For primary hypothyroidism the starting dose is usually 25 micrograms T4 and increase gradually to 100-150 mcg/day, especially in the elderly and in patients with underlying coronary artery disease. In young patients, a higher dose (1.6 microg/Kg) may be used as the initial dose. Treatment with thyroid hormone may precipitate adrenal crisis in a patient with primary adrenal insufficiency. Therefore, primary adrenal insufficiency may need to be ruled out (with a cortrosyn - synthetic ACTH - stimulation test) prior to initiating thyroid hormone replacement in a patient with autoimmune hypothyroidism. The TSH level is used as a marker for euthyroidism; TSH within the normal range is the goal of treatment.
In secondary hypothyroidism, thyroid hormone replacement is given as above. However, because of the possibility of coexistent adrenal insufficiency (due to a pituitary or hypothalamic defect that affects ACTH secretion), glucocorticoids should be co-administered or a cortrosyn stimulation test be performed to rule out adrenal insufficiency.
If treatment is initiated for the hypothyroid phase of subacute thyroiditis, treatment should be withdrawn after a few months, as this condition is reversible.
Treatment for myxedema includes supportive therapy (IV fluids with glucose, support of respiratory function, correction of hypothermia by rewarming), intravenous T4 (bolus of T4 100-500 micrograms followed by 50-75 micrograms daily until the patient responds), "stress dose glucocorticoids" and treatment of the underlying precipitating factor. Patients usually respond in 24 hours, but mortality is high.

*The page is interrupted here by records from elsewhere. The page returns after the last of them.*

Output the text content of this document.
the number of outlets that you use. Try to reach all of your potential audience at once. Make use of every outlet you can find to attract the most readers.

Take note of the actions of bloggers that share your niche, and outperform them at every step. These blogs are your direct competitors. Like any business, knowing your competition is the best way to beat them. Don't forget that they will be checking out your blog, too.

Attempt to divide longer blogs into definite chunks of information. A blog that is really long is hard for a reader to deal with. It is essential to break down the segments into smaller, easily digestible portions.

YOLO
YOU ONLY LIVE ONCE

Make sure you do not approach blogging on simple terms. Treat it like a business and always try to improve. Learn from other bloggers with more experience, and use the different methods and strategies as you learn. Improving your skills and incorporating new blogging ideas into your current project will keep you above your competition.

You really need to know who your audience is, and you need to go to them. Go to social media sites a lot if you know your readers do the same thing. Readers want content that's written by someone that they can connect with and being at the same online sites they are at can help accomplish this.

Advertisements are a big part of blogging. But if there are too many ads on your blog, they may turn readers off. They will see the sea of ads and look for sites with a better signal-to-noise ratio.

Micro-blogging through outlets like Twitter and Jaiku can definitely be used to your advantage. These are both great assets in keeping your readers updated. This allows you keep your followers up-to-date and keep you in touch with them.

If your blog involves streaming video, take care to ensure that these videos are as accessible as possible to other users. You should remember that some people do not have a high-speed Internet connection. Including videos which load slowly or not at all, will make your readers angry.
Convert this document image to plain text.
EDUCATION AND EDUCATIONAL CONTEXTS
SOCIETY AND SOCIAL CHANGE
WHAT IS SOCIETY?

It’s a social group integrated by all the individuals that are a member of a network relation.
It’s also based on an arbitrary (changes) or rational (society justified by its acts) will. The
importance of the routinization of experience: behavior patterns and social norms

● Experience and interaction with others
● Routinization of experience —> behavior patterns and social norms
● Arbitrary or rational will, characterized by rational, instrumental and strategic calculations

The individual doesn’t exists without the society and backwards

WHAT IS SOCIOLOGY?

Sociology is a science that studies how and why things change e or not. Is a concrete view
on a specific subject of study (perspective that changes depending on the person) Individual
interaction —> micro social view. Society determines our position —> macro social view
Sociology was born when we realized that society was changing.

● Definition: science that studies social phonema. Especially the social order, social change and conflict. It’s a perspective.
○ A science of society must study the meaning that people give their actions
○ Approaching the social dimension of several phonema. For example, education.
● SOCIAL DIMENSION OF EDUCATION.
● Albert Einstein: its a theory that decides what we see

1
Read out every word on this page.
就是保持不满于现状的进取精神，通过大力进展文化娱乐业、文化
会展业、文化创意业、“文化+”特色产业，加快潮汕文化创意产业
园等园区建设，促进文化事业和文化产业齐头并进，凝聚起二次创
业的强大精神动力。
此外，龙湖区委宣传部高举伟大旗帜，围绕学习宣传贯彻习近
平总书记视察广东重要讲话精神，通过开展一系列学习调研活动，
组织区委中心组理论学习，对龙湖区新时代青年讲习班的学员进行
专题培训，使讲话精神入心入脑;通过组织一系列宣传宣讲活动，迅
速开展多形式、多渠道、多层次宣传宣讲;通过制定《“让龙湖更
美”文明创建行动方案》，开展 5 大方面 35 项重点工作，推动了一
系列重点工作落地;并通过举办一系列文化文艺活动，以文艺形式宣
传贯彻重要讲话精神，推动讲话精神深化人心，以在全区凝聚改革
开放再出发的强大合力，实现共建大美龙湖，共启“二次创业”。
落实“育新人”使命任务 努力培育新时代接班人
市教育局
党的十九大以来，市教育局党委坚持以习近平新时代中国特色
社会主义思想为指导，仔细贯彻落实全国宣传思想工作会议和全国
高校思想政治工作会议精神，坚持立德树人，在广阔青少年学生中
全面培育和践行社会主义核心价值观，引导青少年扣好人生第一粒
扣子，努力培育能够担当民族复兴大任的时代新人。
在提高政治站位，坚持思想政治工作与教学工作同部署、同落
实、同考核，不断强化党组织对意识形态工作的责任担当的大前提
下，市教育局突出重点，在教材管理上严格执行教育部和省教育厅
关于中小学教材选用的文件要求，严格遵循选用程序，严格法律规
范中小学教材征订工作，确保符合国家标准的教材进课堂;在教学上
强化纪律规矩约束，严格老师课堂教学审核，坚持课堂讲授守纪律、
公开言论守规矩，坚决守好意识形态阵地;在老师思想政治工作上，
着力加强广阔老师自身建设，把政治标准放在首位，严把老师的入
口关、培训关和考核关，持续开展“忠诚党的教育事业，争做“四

6. Special Cases of Hypothyroidism
6.1. Congenital Hypothyroidism in Neonates
Congenital hypothyroidism is caused by insufficient circulating thyroid hormone at birth or shortly thereafter. Untreated, it results in irreversible damage to the central nervous system and developmental defects. Its most severe form is cretinism which is characterized by goiter, mental retardation and a variety of developmental defects. Congenital hypothyroidism occurs in 1:3500 births. Because of the lack of conspicuous clinical features at birth, the clinical diagnosis of congenital hypothyroidism is seldom made in time to prevent mental retardation. Congenital hypothyroidism is preventable as infants treated with L-thyroxine before the appearance of clinical features should develop normally.
6.2. Unrecognized Hypothyroidism during Pregnancy and its Effects of Fetal Development
Maternal hypothyroidism during pregnancy may lead to adverse fetal outcomes. Children born to women who had unrecognized or inadequately treated hypothyroidism during pregnancy may have a lower IQ as adolescents. It is controversial whether all pregnant women should be screened for hypothyroidism. However, women with known hypothyroidism prior to pregnancy should have their dose of levothyroxine adjusted to maintain normal thyroid levels before conception and during pregnancy.